I love women, I love the cultures of peoples who aren't white or from the U.S. I do not stop talking to someone because they have sex, do drugs, or read Marx. I don't discriminate between so-called "lifestyles" -- those are what the rich have, and I hate the rich. I love any number of things about being truly alive in this world, for as the scripture says, we are that we might have joy. And Mormonism has since its inception attacked women, non-white peoples, sexual deviants, non-nuclear families, knoweldge and wisdom, history, and any number of things that are far more profound than talking smack about a church. And one of these days, Mormons will finally lose all my good graces. 


You don't like questioning something you love, or wondering if it's a horrible thing, but I've been questioning everything about who or what I love my entire life, and it has bore a hole in me through which I will fall for forever. 


I gave the church my life, and nearly completely my love, and the church has done almost nothing but make my life harder -- and it'll continue to get harder as I get older, because it will always be part of me. 


I tried to make a choice to be happy and follow what's in my heart; because of that, I will be punished. 


You have the faith that what's in your heart is aligned with what God wants: turns out, God wants his kingdom fully of white/white-faced, politically conservative and heteronormative males, and I'm none of those things. 
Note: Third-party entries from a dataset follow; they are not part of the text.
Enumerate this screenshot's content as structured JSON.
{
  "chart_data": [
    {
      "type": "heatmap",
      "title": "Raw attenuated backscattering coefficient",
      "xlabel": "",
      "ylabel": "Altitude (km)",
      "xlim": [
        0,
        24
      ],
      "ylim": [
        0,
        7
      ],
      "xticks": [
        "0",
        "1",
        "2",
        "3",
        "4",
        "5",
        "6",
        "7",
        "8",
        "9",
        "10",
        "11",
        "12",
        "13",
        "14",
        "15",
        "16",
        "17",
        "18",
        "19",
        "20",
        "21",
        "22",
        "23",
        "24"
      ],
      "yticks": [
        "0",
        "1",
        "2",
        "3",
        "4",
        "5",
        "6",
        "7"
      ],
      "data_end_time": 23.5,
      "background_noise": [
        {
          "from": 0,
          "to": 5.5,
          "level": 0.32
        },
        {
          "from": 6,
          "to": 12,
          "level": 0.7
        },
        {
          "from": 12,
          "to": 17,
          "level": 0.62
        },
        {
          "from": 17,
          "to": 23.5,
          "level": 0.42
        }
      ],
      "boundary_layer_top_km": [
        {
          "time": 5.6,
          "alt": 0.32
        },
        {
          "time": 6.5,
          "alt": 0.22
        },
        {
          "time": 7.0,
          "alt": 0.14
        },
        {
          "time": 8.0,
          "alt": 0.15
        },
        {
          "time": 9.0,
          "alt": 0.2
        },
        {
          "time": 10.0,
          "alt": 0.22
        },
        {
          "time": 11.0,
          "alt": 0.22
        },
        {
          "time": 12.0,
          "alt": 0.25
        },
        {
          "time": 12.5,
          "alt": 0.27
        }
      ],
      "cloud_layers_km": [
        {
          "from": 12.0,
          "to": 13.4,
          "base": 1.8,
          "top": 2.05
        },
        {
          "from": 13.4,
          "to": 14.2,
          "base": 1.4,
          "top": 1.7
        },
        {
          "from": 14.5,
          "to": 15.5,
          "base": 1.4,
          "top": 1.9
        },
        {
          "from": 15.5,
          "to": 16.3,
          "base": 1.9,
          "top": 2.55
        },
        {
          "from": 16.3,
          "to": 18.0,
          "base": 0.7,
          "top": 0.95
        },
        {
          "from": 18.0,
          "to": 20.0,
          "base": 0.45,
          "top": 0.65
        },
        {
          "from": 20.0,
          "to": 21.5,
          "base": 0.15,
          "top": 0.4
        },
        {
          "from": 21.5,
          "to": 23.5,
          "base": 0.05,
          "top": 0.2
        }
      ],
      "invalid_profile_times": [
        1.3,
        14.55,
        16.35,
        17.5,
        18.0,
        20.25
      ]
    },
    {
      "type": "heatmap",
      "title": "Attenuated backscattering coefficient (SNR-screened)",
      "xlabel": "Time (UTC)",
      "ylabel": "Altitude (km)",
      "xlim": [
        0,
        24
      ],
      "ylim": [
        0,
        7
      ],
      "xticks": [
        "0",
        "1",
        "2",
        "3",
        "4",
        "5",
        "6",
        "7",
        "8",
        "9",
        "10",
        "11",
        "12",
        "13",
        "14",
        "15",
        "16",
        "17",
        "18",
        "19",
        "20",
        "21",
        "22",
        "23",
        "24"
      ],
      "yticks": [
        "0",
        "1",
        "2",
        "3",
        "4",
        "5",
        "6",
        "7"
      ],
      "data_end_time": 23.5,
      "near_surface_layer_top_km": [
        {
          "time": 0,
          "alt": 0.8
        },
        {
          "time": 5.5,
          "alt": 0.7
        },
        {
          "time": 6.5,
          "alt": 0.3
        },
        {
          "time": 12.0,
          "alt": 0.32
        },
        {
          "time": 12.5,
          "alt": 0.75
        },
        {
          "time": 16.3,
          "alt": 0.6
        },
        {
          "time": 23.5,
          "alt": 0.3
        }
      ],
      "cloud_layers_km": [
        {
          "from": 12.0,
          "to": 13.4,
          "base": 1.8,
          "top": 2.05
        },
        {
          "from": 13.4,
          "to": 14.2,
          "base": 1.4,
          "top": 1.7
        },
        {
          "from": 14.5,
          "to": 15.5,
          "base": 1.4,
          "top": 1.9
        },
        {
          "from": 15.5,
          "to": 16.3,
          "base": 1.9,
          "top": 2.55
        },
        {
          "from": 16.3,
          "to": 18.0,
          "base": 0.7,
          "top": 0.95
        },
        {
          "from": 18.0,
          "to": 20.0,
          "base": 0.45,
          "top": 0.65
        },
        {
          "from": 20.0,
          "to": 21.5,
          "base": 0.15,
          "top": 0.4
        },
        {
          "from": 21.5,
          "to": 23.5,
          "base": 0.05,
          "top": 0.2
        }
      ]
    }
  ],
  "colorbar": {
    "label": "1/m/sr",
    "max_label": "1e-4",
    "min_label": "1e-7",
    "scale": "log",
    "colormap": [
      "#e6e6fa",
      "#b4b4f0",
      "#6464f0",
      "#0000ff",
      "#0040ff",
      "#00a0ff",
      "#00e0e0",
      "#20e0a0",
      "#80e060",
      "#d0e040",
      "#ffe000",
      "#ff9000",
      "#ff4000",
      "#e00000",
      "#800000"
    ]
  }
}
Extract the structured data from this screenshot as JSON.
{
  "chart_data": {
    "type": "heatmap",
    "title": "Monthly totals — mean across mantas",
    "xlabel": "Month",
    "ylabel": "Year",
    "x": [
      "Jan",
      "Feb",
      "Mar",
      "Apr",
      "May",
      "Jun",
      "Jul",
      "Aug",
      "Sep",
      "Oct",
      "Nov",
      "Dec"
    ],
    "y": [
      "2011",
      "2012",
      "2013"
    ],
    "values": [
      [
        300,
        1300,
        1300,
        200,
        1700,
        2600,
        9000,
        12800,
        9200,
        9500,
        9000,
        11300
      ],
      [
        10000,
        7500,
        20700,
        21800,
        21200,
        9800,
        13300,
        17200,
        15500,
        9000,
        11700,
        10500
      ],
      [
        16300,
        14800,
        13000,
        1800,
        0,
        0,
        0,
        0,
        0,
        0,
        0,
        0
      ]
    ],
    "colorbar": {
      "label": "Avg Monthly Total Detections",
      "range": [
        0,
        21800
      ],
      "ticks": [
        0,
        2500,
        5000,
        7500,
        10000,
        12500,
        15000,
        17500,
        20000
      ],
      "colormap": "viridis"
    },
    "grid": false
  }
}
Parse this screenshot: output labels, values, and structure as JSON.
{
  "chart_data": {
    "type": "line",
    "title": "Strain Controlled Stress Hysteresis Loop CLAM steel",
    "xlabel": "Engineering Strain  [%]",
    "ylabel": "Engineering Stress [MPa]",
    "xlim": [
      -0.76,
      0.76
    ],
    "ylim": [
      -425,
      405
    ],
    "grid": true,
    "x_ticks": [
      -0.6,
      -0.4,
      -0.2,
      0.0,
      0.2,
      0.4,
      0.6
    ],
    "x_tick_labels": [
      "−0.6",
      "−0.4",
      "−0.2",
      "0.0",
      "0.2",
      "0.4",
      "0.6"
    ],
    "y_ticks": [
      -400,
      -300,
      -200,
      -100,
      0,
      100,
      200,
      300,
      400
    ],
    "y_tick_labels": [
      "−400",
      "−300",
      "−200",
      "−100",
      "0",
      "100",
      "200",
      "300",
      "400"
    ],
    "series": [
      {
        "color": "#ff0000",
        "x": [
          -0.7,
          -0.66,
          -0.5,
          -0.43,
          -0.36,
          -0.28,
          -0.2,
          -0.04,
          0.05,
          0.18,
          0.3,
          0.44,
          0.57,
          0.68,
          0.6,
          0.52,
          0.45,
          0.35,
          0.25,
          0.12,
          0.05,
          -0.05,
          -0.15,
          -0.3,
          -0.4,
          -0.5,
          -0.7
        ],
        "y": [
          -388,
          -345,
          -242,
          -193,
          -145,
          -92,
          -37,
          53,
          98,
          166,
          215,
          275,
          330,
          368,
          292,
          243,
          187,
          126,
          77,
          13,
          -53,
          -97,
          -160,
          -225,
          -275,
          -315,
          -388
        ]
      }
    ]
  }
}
There is no family I will live with forever. I have no glories or blessings to claim, and my inheritance is dust on a wind, compared to yours. I am an eternal orphan, just a kid from yesterday. And so are many others I know who've been in very real pain because of the LDS church. Almost everyone I love most, Mormons cast aside and marginalize. 


You ask if I have the right to make people's lives harder: we'd beg of you, what gives you the guts to even ask.